Since today marks the beginning of my summer vacation, I have taken most of my time and have dedicated it towards some well deserved rest. However, I have still gotten around to contributing a little bit more work to "Aldea Lenta," most of which is simply concept art and world structuring. While I do not believe that stories are particularly important to games, I am adding a rather basic one to "Aldea Lenta" in order to simply push the player along on their journey and to provide more context to what they are doing and where they are going. Playing around with the story for a bit in my mind, I think that I now have something quite suitable. One of my main goals now is to put down on paper as soon as possible.

So the fruit of my labor today is an extremely foundational piece of concept art that establishes the "place" of "Aldea Lenta." The game takes place inside a remote ship yard on the gas planet Clonox III. The large ship constructing facility is quite thought out; not a single piece of the design is wasted or pointless.
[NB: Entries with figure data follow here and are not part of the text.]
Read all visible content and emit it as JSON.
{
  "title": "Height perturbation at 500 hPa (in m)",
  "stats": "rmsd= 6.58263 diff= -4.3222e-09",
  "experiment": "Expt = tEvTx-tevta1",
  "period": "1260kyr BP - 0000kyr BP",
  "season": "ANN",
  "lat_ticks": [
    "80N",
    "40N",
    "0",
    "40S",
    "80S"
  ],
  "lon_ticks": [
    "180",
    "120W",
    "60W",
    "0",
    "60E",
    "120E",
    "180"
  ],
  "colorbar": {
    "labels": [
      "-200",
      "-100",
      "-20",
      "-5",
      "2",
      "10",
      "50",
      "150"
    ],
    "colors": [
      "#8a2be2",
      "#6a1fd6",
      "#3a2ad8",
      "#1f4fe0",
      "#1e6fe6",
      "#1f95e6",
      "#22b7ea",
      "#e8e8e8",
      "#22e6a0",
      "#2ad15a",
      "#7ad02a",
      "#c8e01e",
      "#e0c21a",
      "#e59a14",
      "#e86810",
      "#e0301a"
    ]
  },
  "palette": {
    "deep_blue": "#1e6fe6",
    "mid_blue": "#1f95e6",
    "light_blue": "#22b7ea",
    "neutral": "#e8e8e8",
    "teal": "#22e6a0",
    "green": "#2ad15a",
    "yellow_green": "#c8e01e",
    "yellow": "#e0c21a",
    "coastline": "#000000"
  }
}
It has been thousands of years since humans had been to Clonox III, so the facility is self-sustaining, taking energy from the depths of the planet in order to power its hordes of slaving androids who put together immense galactic freighters that are sent off to civilization for use.

Part of the concept includes the cooperation behind this complex operation; CAPE Manufactoring. For now, at least, I am going to avoid the typical science fiction tropes regarding large cooperations and leave CAPE simply as a background entity who's sole purpose is to establish the reason why the main character exists in the first place. They are protrayed neither as good or evil; they simply manufactor stuff. And like all larger than life manufactors in fiction, CAPE has a logo that I can use to brand the more mundane objects that will be found within the game adding more detail.

The most important thing I have accomplished by laying out the location of the game in detail is that I have limited the scope of the game to a reasonable scale that can not get too out of control at this point, unless I feel the need to add more locations and places for the player to visit (which honestly, from a time stand point, I cannot). When creating games my greatest weakness, and many others' as well, is an unreasonable ambition that lets projects grow too huge. My proof is the thirty something games I had started to create that soon became too much for me to handle.